Poco a poco, fui quedándome con el Picasso que yo había presentido y forjado.

El pasaporte lo llevamos en la cara –dijo Picasso en un momento que alguien le abordó su vivir en París y no en España.

¡Y qué pasaporte! Yo sólo recordaba unos ojos parecidos a los de Picasso: los de Mussolini. Una mirada tan cegadora, vital, deslumbrante. ¡Qué ojos esos de Picasso! Perforaban como puntas de fuego. Había que bajar persianas para mirarlos. Y encontrar pupilas para resistirlos.

Aparecía en Picasso el caso genial de una estirpe barroca y romántica como es la ibérica. Sólo Goya debió tener una mirada de ese ardor. Mientras sus teorías de oriundez occidental y europea hablaban de matemática plástica su persona, su mirar, su modo de vestir, de sentarse, su bromear revelaban un fondo bárbaro, nuestro genuino, pasional, tormentoso, conceptuoso: barroco.

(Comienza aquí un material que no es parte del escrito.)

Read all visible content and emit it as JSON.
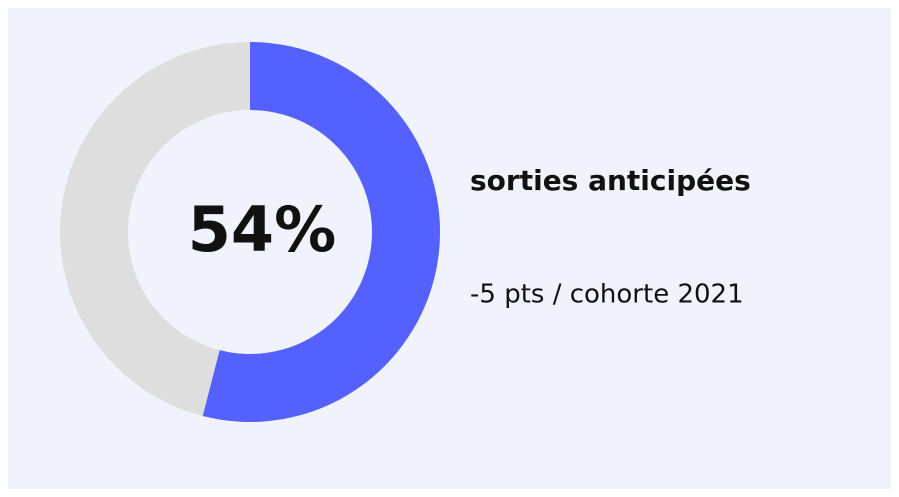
{
  "chart_data": {
    "type": "donut",
    "values": [
      54
    ],
    "value_labels": [
      "54%"
    ],
    "ylim": [
      0,
      100
    ],
    "color": "#5561ff",
    "track_color": "#dedede",
    "label": "sorties anticipées",
    "subtitle": "-5 pts / cohorte 2021"
  }
}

Tenía aladares grises en las sienes como algunos picadores. Llevaba una cadena de oro de la solapa al bolsillo del pañuelo. Su chaleco resultaba explosivo al lado de su traje. Tenía actitudes de cura en un casino. De jugador de tresillo.

Este “cubo de cal” malagueño que salió un día de la entraña española hacia mercados occidentales y revolucionarios, volvía poco a poco a su sitio, se repatriaba, reingresaba a sus orígenes, a sí mismo, en un renacer de nueva juventud.

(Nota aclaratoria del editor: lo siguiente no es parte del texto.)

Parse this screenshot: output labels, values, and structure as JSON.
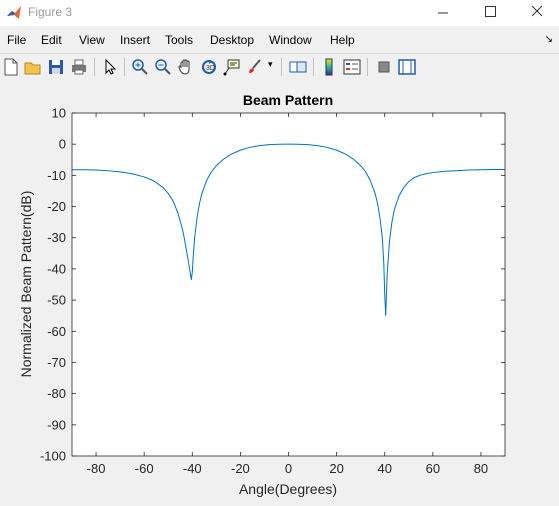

El día antes había venido un universitario francés a mi casa para hacerme unas preguntas acerca de Gómez de la Serna -el tipo sincrónico de Picasso en literatura- para una tesis.

¿Por qué Gómez de la Serna está en baja y ha decrecido el interés por él? –me preguntó.

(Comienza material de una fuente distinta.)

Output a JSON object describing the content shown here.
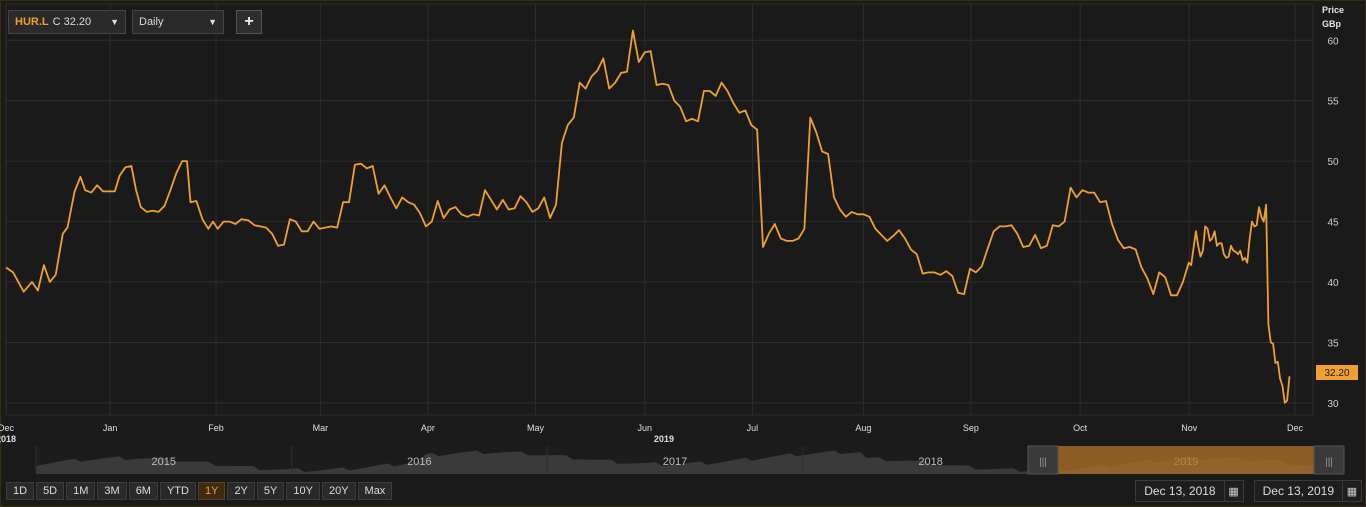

Yo creo –le respondí netamente que por haberse excedido en la línea de un sentido determinado. Ramón ha llevado la tesis vanguardista y revolucionaria, internacionalista, libertaria, a momentos en que la revolución y la creación estaban por otro lado.

Yo creo que Picasso está en el mismo peligro que Ramón. Pero también creo que quizá lo salve antes. Se le nota más repugnado que nunca contra un arte falsamente internacionalista; contra un París, falso centro moral del mundo; contra la concepción falsamente, judáicamente revolucionaria en la historia. Se le nota con una querencia hacia el genio del terruño nativo –a pesar de las monjas en los toros y de los niños perdidos en las playas-. ¿Acaso no es Picasso un niño perdido en la playa española?

¿No es su caso el evangélico –una vez más en la vida- del niño pródigo, del hijo que vuelve?

Es posible que Picasso, vencido por la inercia de las cosas, termine su vida de creador y de renovador –como un buen burgués galo cualquiera, panzudo y rentista- rumiando glorias y pipas pasadas, en cualquier pueblucho amable de la dulce Francia, saludado por el alcalde, por la Marsellesa local, por el juez, por el gendarme y por reportajes retrospectivos en los periódicos del mundo occidental. Pero es también muy posible que el león entrañable que lleva en sí Picasso renuncie a esa cochina vida que le acecha y pegue el salto gen ial, libre, hambriento, devorador, desmelenado, hacia nuevos desiertos y nuevas hostilidades e inclemencias.

Por lo menos, ésa ha sido la genialidad de otro genial contemporáneo: Le Corbusier.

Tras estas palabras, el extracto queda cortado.